Chaque semaine, on vous invite à lire une nouveauté, un classique ou un livre à redécouvrir.
Les Recyclés de Georges-Olivier Châteaureynaud
Dans un futur proche, chaque individu insatisfait de son conjoint, de son enfant ou autre membre de la famille peut déclencher une « procédure légale d’enlèvement et d’envoi au recyclage » à laquelle la personne visée ne peut s’opposer. Comme dans une sorte de « voirie des êtres », ces rebuts sont collectés et admis dans des centres spécialisés tandis que chaque week-end certains d’entre eux sont proposés à l’adoption à la façon d’une SPA pour humains. Attention : l’adopté ou le recyclé peut être rendu, tel « un simple retour d’article en magasin », s’il ne correspond pas aux attentes.

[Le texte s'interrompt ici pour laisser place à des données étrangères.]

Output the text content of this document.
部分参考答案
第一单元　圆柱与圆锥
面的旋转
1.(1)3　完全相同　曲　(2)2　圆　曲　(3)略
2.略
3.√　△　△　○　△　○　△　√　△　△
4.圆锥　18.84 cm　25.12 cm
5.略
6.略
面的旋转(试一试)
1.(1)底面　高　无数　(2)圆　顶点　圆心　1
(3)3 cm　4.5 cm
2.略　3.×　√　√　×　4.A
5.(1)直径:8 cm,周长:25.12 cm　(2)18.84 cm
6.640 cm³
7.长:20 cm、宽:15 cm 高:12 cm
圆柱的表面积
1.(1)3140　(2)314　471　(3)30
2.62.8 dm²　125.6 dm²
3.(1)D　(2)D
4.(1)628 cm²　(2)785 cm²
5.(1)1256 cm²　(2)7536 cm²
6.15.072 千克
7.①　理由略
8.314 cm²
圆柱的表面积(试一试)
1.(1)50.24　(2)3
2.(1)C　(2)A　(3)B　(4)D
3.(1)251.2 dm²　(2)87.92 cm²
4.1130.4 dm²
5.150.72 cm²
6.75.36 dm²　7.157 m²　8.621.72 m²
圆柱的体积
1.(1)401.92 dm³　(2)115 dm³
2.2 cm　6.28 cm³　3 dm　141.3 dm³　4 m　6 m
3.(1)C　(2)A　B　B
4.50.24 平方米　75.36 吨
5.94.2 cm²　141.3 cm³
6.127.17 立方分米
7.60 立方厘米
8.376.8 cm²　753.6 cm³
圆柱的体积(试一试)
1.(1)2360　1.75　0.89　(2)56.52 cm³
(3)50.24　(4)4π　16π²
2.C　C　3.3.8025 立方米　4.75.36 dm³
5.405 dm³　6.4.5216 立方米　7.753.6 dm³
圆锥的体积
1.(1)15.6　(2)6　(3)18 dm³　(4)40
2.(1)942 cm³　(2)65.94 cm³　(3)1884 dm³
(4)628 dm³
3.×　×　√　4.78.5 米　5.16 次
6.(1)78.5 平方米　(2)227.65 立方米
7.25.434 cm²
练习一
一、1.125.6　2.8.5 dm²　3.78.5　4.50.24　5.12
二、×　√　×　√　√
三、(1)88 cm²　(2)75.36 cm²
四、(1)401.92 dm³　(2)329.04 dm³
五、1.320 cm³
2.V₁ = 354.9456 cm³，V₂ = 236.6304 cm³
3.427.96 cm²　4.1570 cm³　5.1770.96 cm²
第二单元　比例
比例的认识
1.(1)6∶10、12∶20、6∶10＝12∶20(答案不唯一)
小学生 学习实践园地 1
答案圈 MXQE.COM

Kushim Nivôse est l’un de ces individus surnuméraires, mais il présente la particularité d’avoir initié son propre recyclage. Agé de quarante-huit ans, cet ancien professeur de latin, mis à la retraite d’office trois ans avant en raison d’une pénurie d’élèves, a cédé à l’ennui, à la fatigue, au « dégoût de la vie ». Ne se résignant pas au suicide, il a utilisé ce processus d’effacement que l’administration permet sans qu’il ne soit pour autant à l’abri d’une adoption…
Oppression doucereuse
Ecrivain à l’imaginaire débridé, maître de la nouvelle, Georges-Olivier Châteaureynaud signe avec son nouveau roman une dystopie étrangement réaliste. Si Les Recyclés distille par moments un climat qui peut évoquer le 1984 d’Orwell, la société décrite ici n’a que peu à voir avec les dictatures et les régimes totalitaires traditionnels. Pas de violence (du moins visible), pas d’idéologie affichée : c’est une oppression doucereuse, presque bienveillante, bureaucratique, efficace, qui règne en répondant à une soumission volontaire largement partagée. De fait, ce modèle n’est sans rappeler des traits de certaines sociétés à l’heure du Covid tout en anticipant des défis à venir : que faire des « inutiles » (chômeurs, vieux, inadaptés, malades…) dans un monde obéissant à l’efficacité, à la performance, à la réification…
Nul message cependant sous la plume de l’auteur de La Faculté des songes (prix Renaudot 1982) qui écrit en romancier et non en essayiste. Sur les pas de Nivôse, on découvre ainsi la vie quotidienne des « recyclés », leurs espérances, leur désarroi, notamment lors des visites d’un public attiré par une éventuelle adoption ou la simple curiosité. Des soirées clandestines sont organisées au sein du centre. Moyennant quelques billets, l’alcool est permis, la mixité aussi. Un semblant de vie reprend alors pour cette humanité suspendue. Un humour noir et glaçant traverse les pages, mais c’est la mélancolie et la singularité de son antihéros (dont on ne dévoilera pas les surprenantes tribulations) qui font d’abord le prix de ce roman mêlant avec brio le domaine du possible et celui de la pure fiction.